Yup. I wanted to have this usable for any kind of text. And, to be honest, I'd even have to lookup "htmlText" - I don't use this in my work.
I've seen a quirk in my v 0.0.2 already, "Samuel Bjørk" for instance comes as "Samuel Bjørk". So the output needs to be translated from html entities to standard text. Something for the "toDo" list :)
lewis wrote:I should be able to work out how to do the listing as per your method but in a simpler fashion
The new version stores any found chunks in properly named variables before formatting the output in the field. It's planned to create an array of it, for storage & later use. v 0.0.3 will write a table-like file containing all the data regarding the selected author.
(Actually this script works a lot better with my local epub library, so I'll keep on improving it - after all it's now only the basic structure of the page and the different tags that are different. And with my new version it's quite easy to adapt to this.)
lewis wrote:I noticed though is that your code does not give the numbers [...] nor does it give the publication date
The new version gives the years. And if you want the ordinal numbers, it's a little change in the processGrp function:
Code: Select all
-- Replace this line (line 91 in the "processGrp" function):
get inBeet(myLine,quote & ">","</a>",0) -- get Name
-- with the following:
if char 1 of myLine is a number then -- numbered entry
get 0 & CR & line 2 of (inBeet(myLine,".","<a h",-3)) & line 2 of (inBeet(myLine,quote & ">","</a>",0))
else -- not numbered
get inBeet(myLine,quote & ">","</a>",0)
end if
This uses a quite esoteric side effect of the inBeet() function - it should work at least with 2-digit numbers and small fractional numbers, but I don't really understand it yet, right now ;-)

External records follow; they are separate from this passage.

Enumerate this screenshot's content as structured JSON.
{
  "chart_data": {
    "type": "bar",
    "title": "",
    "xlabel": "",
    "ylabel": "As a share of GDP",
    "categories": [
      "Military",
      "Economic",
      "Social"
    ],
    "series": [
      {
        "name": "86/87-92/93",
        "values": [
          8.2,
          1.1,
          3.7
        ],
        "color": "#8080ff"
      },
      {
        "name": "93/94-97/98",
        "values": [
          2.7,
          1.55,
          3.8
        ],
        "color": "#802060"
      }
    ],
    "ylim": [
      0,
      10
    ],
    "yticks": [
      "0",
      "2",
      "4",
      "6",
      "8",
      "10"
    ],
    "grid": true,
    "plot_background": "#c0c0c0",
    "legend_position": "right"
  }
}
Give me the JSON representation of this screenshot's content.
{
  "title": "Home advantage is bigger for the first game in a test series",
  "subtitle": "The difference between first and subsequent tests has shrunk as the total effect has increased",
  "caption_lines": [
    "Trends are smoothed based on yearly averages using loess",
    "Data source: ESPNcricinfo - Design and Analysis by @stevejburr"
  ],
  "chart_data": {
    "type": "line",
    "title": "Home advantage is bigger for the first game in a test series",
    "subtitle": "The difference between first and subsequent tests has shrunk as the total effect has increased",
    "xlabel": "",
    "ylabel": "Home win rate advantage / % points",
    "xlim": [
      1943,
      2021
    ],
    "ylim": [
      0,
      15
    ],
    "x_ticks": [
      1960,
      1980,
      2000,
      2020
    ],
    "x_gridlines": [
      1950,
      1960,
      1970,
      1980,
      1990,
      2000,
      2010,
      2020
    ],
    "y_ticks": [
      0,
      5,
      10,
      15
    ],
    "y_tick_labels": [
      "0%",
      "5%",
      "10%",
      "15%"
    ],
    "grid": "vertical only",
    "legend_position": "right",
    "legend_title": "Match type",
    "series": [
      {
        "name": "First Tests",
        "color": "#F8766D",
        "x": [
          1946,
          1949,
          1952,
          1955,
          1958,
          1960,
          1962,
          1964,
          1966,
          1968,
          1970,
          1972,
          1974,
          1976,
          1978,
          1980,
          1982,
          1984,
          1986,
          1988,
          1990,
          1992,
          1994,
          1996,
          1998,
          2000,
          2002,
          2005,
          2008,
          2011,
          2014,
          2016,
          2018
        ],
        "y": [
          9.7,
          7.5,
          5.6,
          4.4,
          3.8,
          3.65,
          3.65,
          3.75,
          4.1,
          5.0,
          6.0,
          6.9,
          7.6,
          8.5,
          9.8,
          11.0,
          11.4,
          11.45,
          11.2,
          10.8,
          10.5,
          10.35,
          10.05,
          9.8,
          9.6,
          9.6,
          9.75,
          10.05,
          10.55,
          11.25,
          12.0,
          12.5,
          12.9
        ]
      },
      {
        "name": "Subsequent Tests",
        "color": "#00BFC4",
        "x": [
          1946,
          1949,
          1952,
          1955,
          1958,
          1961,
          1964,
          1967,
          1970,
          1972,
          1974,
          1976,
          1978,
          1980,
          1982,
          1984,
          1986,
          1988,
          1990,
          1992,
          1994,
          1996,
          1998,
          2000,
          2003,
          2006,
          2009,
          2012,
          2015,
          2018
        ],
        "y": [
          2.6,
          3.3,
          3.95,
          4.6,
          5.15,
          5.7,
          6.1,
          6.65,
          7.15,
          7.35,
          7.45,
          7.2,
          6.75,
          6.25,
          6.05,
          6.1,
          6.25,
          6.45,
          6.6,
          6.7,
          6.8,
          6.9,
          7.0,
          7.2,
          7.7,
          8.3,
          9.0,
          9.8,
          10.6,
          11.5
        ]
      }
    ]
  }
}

lewis wrote:I see that you replaced <br/> with 'CR' which I understand is a synonym for 'return'
Should be synonym, right. I use CR because "return" is also used in the function control structure, and it makes it easier to search for "function return lines" when I don't have to mess with "return" as synonym of the line feed constant.

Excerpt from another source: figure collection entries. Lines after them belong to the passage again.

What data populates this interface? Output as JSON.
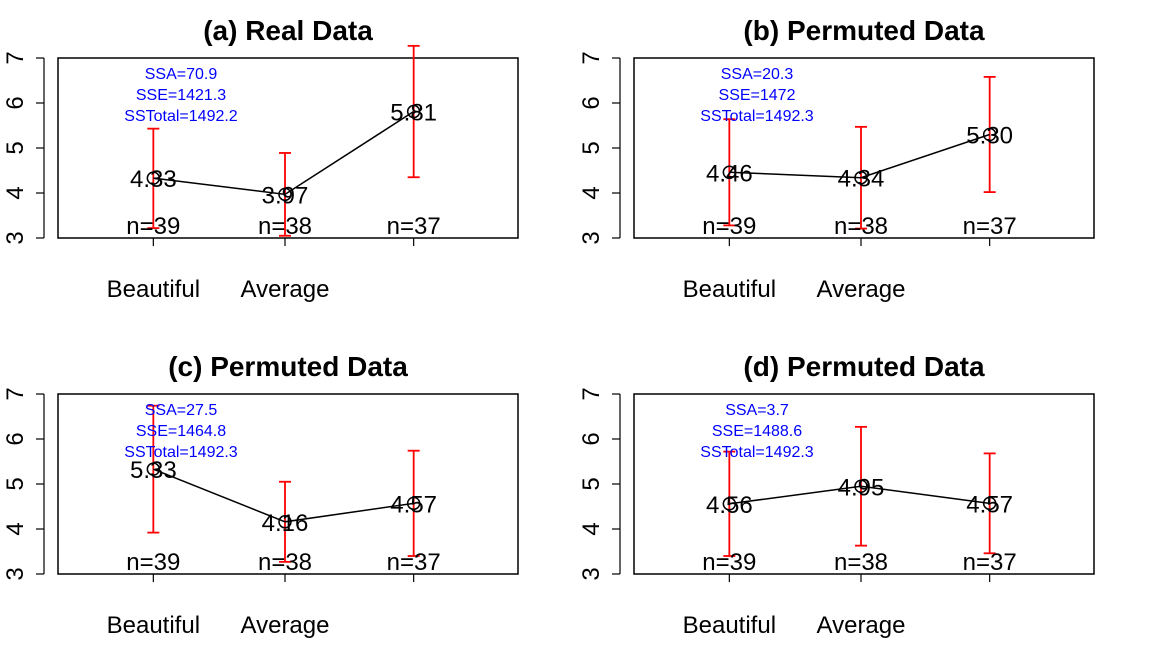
{
  "chart_data": [
    {
      "type": "line",
      "title": "(a) Real Data",
      "categories": [
        "Beautiful",
        "Average",
        ""
      ],
      "category_labels_shown": [
        "Beautiful",
        "Average"
      ],
      "ylim": [
        3,
        7
      ],
      "yticks": [
        3,
        4,
        5,
        6,
        7
      ],
      "means": [
        4.33,
        3.97,
        5.81
      ],
      "mean_labels": [
        "4.33",
        "3.97",
        "5.81"
      ],
      "error_bars": [
        [
          3.22,
          5.43
        ],
        [
          3.05,
          4.89
        ],
        [
          4.35,
          7.27
        ]
      ],
      "n_labels": [
        "n=39",
        "n=38",
        "n=37"
      ],
      "stats": [
        "SSA=70.9",
        "SSE=1421.3",
        "SSTotal=1492.2"
      ]
    },
    {
      "type": "line",
      "title": "(b) Permuted Data",
      "categories": [
        "Beautiful",
        "Average",
        ""
      ],
      "category_labels_shown": [
        "Beautiful",
        "Average"
      ],
      "ylim": [
        3,
        7
      ],
      "yticks": [
        3,
        4,
        5,
        6,
        7
      ],
      "means": [
        4.46,
        4.34,
        5.3
      ],
      "mean_labels": [
        "4.46",
        "4.34",
        "5.30"
      ],
      "error_bars": [
        [
          3.28,
          5.64
        ],
        [
          3.21,
          5.47
        ],
        [
          4.02,
          6.58
        ]
      ],
      "n_labels": [
        "n=39",
        "n=38",
        "n=37"
      ],
      "stats": [
        "SSA=20.3",
        "SSE=1472",
        "SSTotal=1492.3"
      ]
    },
    {
      "type": "line",
      "title": "(c) Permuted Data",
      "categories": [
        "Beautiful",
        "Average",
        ""
      ],
      "category_labels_shown": [
        "Beautiful",
        "Average"
      ],
      "ylim": [
        3,
        7
      ],
      "yticks": [
        3,
        4,
        5,
        6,
        7
      ],
      "means": [
        5.33,
        4.16,
        4.57
      ],
      "mean_labels": [
        "5.33",
        "4.16",
        "4.57"
      ],
      "error_bars": [
        [
          3.92,
          6.74
        ],
        [
          3.27,
          5.05
        ],
        [
          3.4,
          5.74
        ]
      ],
      "n_labels": [
        "n=39",
        "n=38",
        "n=37"
      ],
      "stats": [
        "SSA=27.5",
        "SSE=1464.8",
        "SSTotal=1492.3"
      ]
    },
    {
      "type": "line",
      "title": "(d) Permuted Data",
      "categories": [
        "Beautiful",
        "Average",
        ""
      ],
      "category_labels_shown": [
        "Beautiful",
        "Average"
      ],
      "ylim": [
        3,
        7
      ],
      "yticks": [
        3,
        4,
        5,
        6,
        7
      ],
      "means": [
        4.56,
        4.95,
        4.57
      ],
      "mean_labels": [
        "4.56",
        "4.95",
        "4.57"
      ],
      "error_bars": [
        [
          3.4,
          5.72
        ],
        [
          3.63,
          6.27
        ],
        [
          3.46,
          5.68
        ]
      ],
      "n_labels": [
        "n=39",
        "n=38",
        "n=37"
      ],
      "stats": [
        "SSA=3.7",
        "SSE=1488.6",
        "SSTotal=1492.3"
      ]
    }
  ],
  "colors": {
    "error_bar": "#ff0000",
    "stats_text": "#0000ff",
    "line": "#000000"
  }
}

lewis wrote:your function 'processGrp'
Could be a command handler, too. For some strange reason it's a habit of me to write anything using parameters as functions ;-)

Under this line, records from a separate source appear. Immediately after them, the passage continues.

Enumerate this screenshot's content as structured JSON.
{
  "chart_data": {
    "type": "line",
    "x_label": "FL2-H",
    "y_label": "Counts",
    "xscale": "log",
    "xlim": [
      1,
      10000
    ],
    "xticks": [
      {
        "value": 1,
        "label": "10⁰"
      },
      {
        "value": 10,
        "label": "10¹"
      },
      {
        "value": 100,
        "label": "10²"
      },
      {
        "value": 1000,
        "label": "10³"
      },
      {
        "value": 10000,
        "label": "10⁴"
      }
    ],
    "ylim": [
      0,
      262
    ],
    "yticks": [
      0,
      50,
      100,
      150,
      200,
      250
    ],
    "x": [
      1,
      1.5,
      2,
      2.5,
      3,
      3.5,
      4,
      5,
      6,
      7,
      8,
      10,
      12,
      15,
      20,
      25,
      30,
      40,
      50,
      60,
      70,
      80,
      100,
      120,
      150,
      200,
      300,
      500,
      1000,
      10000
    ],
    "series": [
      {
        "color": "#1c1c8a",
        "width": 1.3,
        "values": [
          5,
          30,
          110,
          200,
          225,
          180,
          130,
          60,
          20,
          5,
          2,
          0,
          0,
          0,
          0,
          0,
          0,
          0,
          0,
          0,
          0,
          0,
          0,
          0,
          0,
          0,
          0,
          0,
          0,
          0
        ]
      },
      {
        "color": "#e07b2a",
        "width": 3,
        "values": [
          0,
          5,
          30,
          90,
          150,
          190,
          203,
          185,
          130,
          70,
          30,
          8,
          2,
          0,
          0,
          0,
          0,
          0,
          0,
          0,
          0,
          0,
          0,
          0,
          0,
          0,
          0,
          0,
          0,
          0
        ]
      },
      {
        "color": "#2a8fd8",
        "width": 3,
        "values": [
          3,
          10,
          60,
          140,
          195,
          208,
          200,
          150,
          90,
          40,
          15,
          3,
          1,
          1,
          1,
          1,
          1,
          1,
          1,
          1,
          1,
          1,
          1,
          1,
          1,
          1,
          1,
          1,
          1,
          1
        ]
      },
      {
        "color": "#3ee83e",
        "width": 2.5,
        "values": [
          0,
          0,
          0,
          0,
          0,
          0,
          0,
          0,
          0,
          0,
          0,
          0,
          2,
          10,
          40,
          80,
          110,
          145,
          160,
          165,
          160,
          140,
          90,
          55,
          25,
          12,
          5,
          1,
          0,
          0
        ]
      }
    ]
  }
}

Doesn't matter, as I see it both command & function handlers are internally equal, they only differ in the syntax of calling & returning data.
And I make a separate handler of it because it has a different task: The mouseUp handler grabs the data & makes handy portions of it, and the processGrp function just grabs one such portion, and works with it. Much more easy to debug, by the way :)
About the offset stuff & the use of chars:
A strict limitation on chars & offset should compile into very fast assembler code, equal to the use of regular expressions (just not _this_ esotheric), IMHO. This comes at the cost of heavy arithmetic used in the "charsToSkip" parameter and leads to code nearly unreadable & most difficult to maintain (again, just like regexp ;-) ).
So I encapsulated the nasty stuff in a rather simple function for v 0.0.2, and this makes it much more enjoyable.
lewis wrote:I certainly don't expect you to to do any work on the above.
For sure I'll do!
For one, I finally want to be able to filter those of the 23.383 epubs of my town library that are a.) available and b.) of interest for me, without clicking for hours through most poorly made web pages.
And, on the other hand, my "finger exercise" here not only provided fun & satisfaction, it additionally resulted in a fast & robust "inbetween search" function, a benefit for my private library stack. Some of my commercial products are marked already for an implementation. Win - win :)
Have fun!